The views were then replaced by small towns, rich green planes, and a mountainous background. It got darker as we reached the Tagaytay-Nasugbu highway. With flashlights on, we continued until we reached the popular summer destination by 8pm.
Tagaytay – Descend to Laguna
We headed to the local market to exit the place via Santa Rosa-Tagaytay Road. My friends and I were worn out by the long, gradual ascent in Nasugbu that we considered this route as a reward. Imagine descending from Tagaytay to Santa Rosa at around 40-50kph while you’re barely pedaling. What a rush! Luckily, there weren’t enough vehicles when we took this path.

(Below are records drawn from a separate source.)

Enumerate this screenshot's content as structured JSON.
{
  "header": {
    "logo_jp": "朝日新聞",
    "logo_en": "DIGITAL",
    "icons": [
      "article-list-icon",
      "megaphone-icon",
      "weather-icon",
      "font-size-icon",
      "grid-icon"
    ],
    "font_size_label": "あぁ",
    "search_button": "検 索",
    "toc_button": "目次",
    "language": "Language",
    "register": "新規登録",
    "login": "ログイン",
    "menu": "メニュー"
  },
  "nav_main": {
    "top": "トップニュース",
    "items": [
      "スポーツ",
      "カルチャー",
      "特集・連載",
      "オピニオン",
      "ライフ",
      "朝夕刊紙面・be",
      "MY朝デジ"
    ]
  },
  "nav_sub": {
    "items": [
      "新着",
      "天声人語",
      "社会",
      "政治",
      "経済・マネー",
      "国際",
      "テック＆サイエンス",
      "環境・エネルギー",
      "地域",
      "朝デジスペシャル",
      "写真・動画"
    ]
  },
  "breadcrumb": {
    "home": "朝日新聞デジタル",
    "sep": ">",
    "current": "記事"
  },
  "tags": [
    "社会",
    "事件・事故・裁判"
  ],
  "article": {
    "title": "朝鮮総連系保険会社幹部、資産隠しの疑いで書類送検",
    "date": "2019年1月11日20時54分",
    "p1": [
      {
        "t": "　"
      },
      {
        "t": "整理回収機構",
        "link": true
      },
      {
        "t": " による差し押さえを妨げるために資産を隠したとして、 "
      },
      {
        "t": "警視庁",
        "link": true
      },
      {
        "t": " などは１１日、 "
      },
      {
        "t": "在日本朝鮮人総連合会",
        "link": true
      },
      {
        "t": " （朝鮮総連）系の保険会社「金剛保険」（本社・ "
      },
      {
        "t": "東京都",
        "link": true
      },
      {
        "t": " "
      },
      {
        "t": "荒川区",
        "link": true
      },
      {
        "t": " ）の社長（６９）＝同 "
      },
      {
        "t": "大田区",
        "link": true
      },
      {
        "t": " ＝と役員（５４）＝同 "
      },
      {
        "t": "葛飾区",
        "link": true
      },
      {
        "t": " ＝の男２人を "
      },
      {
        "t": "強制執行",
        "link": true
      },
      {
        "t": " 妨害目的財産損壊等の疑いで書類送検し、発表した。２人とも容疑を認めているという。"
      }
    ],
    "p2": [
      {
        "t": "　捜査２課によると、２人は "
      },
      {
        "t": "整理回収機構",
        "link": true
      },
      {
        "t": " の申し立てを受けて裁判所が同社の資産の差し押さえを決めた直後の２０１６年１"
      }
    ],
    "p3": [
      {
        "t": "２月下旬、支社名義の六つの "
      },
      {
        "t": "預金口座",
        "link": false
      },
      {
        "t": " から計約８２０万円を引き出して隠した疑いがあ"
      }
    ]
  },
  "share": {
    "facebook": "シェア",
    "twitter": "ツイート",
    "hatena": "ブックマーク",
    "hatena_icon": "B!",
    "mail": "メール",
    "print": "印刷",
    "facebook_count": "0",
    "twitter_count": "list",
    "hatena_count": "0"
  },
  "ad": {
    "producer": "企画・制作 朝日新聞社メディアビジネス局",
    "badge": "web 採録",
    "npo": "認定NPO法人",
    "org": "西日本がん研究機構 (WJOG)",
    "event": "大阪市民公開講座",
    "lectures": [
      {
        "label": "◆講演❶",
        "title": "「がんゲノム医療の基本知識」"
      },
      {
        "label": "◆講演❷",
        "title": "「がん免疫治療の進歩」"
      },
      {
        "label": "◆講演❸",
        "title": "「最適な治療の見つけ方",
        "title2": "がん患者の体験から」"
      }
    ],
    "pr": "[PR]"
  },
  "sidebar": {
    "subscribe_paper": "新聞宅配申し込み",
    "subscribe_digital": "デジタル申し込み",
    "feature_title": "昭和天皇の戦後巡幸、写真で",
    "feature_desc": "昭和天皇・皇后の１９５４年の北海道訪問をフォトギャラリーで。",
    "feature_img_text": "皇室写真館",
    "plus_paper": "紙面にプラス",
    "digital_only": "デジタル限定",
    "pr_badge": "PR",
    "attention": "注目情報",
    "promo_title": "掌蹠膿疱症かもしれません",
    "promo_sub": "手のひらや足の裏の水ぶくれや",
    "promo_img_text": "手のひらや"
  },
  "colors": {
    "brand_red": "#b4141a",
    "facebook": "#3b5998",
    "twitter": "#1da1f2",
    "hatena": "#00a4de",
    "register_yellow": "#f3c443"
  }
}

We ended up stopping over in Nuvali where we just dumped our bikes on the grass and laid down to rest.
Manila South Road
This is the same route we used when we did the Laguna Loop but instead of coming from Calamba, we took a turn from Santa Rosa. It was a straightforward path as we passed by Binan, San Pedro, Muntinlupa, and finally, Alabang.
Back to Daang Hari
Finally! After hours of pedaling under the sun, a bit of rain, and weaving through the southern Manila traffic, we have completed the loop at past midnight.
- Start early – We started at around 8am which is already late for the loop. Cyclists usually start at around 4 or 5am. This is in order to get to the tunnel earlier and not get drained by the heat especially on the road bound to Ternate.
- Hydrate! I brought 2 liters of water and an extra bottle to pour some on me if the sun decided to rape my skin.
- Be careful on the corners – Especially after passing through Kaybiang Tunnel. There are several steep sections and corners are a bit sharp. Better slow down and watch out for upcoming vehicles.
- Wear a facemask – Especially in busy parts of the city or town.
- Pack light.
- Get plenty of sleep the night before the ride.